Some work on it reveals the possibility of using gamma function. Is there any easy way to compute it? $$\lim_{n\to\infty}\left(\frac{1}{n!} \int_0^e \log^n x \ dx\right)^n$$

Answer 1

Let $ x = e^{-y} $ to arrive at $ \displaystyle(-1)^n \int_{-1}^\infty y^n e^{-y} \ dy = (-1)^n \left(n! + \int_{-1}^0 y^n e^{-y} \ dy\right) $. This second integral is bounded between $ 0 $ and $ (-1)^n $. In fact, it is exactly equal to $ u_n e - n! $ where $ u_n $ has a recursive definition easily found though integration by parts, namely $ u_{n} = (-1)^{n} + nu_{n-1} $.

Hence, the overall integral has value $ (-1)^n u_n e $. Because $ u_n \sim \frac{n!}{e} $ the overall result is $ (-1)^{n^2} = (-1)^n $.

The latter result can be drawn from the fact that $\displaystyle \lim_{n \to \infty} \int_{-1}^0 y^n e^{-y} \ dy = \lim_{n \to \infty} u_n e - n! = 0 $.

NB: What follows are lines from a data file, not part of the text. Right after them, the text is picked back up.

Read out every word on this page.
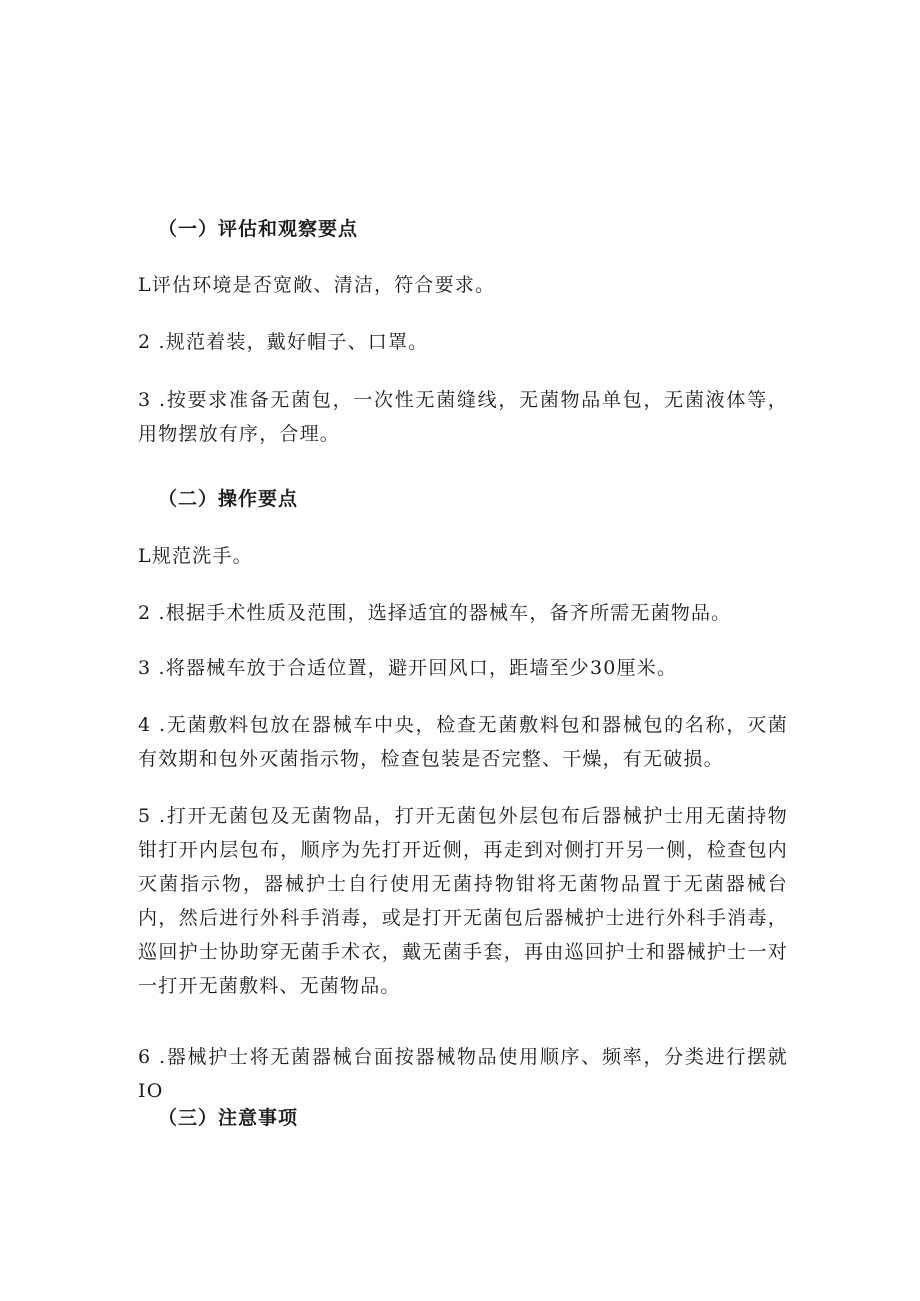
（一）评估和观察要点
L评估环境是否宽敞、清洁，符合要求。
2 .规范着装，戴好帽子、口罩。
3 .按要求准备无菌包，一次性无菌缝线，无菌物品单包，无菌液体等，用物摆放有序，合理。
（二）操作要点
L规范洗手。
2 .根据手术性质及范围，选择适宜的器械车，备齐所需无菌物品。
3 .将器械车放于合适位置，避开回风口，距墙至少30厘米。
4 .无菌敷料包放在器械车中央，检查无菌敷料包和器械包的名称，灭菌有效期和包外灭菌指示物，检查包装是否完整、干燥，有无破损。
5 .打开无菌包及无菌物品，打开无菌包外层包布后器械护士用无菌持物钳打开内层包布，顺序为先打开近侧，再走到对侧打开另一侧，检查包内灭菌指示物，器械护士自行使用无菌持物钳将无菌物品置于无菌器械台内，然后进行外科手消毒，或是打开无菌包后器械护士进行外科手消毒，巡回护士协助穿无菌手术衣，戴无菌手套，再由巡回护士和器械护士一对一打开无菌敷料、无菌物品。
6 .器械护士将无菌器械台面按器械物品使用顺序、频率，分类进行摆就IO
（三）注意事项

A more interesting question is my opinion is $$ \sum_{n = 1}^\infty \left(\frac{1}{n!}\int_0^e \log^n x \ dx\right)^n - (-1)^n $$

Answer 2

I'm not totally sure of this, but Mathematica seemed to agree. Via integration by parts, $u=\log^{n}(x)\implies du = (n/x)\log^{n-1}(x)$ and $dv = dx\implies v = x$. Therefore,: $$ \int_{0}^{e}\log^{n}(x)dx = e - n\int_{0}^{e}\log^{n-1}(x) $$

By defining $a_{n} = \int_{0}^{e}\log^{n}(x)dx$, we see that $a_{n} = e - n a_{n-1}$. If $n$ is very large, the term iwth $e$ becomes unimportant, and effectively $a_{n} = -na_{n-1}$, which means that $a_{n} \sim (-1)^n n!$. Subbing this in, the limit $L$ becomes $$ L\sim\lim_{n\to\infty}\left(\frac{(-1)^n n!}{n!}\right)^n = \lim_{n\to\infty}\left((-1)^n\right)^n = \lim_{n\to\infty}(-1)^{n^2} $$

Which oscillates between $-1$ and $1$ for odd and even $n$, so the limit does not exist.